European Organisation for Research and Treatment of Cancer (EORTC)

Status and phase

Completed
Phase 3

Conditions

Prostate Cancer

Treatments

Radiation: low-LET photon therapy

Study type

Interventional

Funder types

NETWORK

Identifiers

NCT00002511
EORTC-22911
EORTC-GU-22911

Details and patient eligibility

About

RATIONALE: Radiation therapy uses high-energy x-rays to damage tumor cells and may be an effective treatment for prostate cancer.

PURPOSE: Randomized phase III trial to compare radiation therapy with no further treatment in treating patients with stage III prostate cancer following radical prostatectomy.

Full description

OBJECTIVES:

  • Compare local recurrence rates, acute and late morbidity, overall survival, disease-free survival, and cancer-related survival of patients with pT3 pN0 adenocarcinoma of the prostate randomized following radical prostatectomy to postoperative conventional pelvic irradiation (60 Gy) vs no further treatment until relapse.
  • Better define the selective pathologic indications for radiotherapy in patients with pT3 pN0 disease.

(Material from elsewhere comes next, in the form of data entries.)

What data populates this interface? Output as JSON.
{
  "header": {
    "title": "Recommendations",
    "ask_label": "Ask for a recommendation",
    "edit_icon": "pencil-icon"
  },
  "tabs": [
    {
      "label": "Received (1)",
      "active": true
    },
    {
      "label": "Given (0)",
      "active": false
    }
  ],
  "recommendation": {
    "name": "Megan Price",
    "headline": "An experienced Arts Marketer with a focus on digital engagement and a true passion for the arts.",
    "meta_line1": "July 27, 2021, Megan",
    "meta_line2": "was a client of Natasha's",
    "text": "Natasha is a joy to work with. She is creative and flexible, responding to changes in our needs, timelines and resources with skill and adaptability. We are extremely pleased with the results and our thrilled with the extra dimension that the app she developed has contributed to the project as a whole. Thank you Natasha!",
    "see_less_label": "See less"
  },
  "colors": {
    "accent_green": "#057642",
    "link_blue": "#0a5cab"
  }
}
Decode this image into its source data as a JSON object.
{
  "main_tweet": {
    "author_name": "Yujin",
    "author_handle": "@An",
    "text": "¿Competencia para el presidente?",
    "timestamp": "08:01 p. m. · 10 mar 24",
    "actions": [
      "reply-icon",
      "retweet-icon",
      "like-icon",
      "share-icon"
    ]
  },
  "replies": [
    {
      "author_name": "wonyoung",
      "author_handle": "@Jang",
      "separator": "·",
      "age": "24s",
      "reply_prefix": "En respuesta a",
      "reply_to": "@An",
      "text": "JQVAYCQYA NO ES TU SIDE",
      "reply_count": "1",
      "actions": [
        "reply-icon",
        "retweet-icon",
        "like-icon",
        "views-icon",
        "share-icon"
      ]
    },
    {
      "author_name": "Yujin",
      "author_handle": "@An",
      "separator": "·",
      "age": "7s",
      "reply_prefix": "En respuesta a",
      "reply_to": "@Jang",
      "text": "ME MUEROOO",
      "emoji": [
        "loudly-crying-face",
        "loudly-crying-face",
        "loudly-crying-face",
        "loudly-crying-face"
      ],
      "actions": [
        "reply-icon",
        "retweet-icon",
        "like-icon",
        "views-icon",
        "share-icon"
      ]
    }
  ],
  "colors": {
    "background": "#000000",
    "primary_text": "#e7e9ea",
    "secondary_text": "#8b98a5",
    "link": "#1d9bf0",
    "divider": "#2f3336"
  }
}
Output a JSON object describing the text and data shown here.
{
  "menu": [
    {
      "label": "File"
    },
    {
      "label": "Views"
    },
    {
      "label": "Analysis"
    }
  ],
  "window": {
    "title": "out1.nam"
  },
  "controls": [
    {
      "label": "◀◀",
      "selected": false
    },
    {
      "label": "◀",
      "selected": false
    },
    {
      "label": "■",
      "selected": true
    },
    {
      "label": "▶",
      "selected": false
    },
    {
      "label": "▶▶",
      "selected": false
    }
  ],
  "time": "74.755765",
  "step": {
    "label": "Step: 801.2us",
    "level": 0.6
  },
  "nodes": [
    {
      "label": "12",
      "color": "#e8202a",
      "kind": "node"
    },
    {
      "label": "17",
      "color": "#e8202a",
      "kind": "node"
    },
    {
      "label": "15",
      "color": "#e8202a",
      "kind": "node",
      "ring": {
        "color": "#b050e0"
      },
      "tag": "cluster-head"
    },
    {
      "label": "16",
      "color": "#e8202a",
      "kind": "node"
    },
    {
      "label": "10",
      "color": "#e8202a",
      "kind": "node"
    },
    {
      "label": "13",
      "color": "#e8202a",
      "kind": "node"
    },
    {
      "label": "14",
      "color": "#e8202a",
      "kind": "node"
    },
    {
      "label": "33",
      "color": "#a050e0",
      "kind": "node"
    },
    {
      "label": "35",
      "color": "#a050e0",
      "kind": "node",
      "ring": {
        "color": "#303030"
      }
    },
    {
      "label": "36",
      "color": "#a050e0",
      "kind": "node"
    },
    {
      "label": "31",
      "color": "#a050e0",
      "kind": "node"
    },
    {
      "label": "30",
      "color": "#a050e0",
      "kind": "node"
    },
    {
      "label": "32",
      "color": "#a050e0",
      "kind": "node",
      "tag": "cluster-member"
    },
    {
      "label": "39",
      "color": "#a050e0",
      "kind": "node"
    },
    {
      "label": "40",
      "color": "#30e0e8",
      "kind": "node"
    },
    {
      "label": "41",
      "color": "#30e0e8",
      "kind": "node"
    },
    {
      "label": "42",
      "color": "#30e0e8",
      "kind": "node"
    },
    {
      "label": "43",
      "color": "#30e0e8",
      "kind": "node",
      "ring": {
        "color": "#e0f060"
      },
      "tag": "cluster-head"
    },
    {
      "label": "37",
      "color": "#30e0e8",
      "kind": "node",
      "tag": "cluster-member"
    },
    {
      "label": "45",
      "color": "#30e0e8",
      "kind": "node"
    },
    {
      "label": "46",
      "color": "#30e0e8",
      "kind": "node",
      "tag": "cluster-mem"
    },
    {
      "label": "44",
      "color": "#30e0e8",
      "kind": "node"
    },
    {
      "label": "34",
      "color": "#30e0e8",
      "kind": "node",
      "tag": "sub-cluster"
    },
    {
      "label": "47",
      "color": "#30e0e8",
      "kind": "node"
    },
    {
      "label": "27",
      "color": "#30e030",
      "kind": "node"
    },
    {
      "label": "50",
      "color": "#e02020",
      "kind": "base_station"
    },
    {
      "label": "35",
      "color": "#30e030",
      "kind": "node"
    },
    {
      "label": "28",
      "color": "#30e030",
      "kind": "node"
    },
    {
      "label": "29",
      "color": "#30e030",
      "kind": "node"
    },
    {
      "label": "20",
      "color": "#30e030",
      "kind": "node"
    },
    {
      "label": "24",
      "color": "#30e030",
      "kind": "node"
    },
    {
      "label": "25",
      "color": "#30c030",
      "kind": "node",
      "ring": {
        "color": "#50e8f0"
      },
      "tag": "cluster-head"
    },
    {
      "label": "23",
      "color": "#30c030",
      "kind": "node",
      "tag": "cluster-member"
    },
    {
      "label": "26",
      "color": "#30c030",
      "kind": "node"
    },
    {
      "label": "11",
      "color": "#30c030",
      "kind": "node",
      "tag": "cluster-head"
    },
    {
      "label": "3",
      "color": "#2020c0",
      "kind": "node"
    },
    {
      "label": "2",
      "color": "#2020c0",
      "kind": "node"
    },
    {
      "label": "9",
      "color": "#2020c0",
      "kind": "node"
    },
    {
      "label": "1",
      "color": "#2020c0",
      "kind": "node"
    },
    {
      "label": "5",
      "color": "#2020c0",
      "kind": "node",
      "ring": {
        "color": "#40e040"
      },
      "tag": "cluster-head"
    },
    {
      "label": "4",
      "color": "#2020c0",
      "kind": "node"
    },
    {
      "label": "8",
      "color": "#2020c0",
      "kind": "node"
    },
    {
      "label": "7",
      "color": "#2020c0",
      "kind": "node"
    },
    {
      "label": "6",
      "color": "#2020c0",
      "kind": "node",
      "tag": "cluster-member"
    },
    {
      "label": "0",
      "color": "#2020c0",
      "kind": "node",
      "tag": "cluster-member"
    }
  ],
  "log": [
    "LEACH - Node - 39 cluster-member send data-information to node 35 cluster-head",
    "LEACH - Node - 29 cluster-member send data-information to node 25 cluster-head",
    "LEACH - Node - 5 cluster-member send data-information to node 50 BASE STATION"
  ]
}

OUTLINE: This is a randomized study.

  • Arm I: Patients undergo radiotherapy daily, 5 days a week, for 5 weeks, followed by boost radiotherapy for 1-1.4 weeks.
  • Arm II: Patients are observed. Local relapse is treated with conventional pelvic radiotherapy.

Patients are followed every 3 months during the first postoperative year, every 6 months until the fifth year, and annually thereafter.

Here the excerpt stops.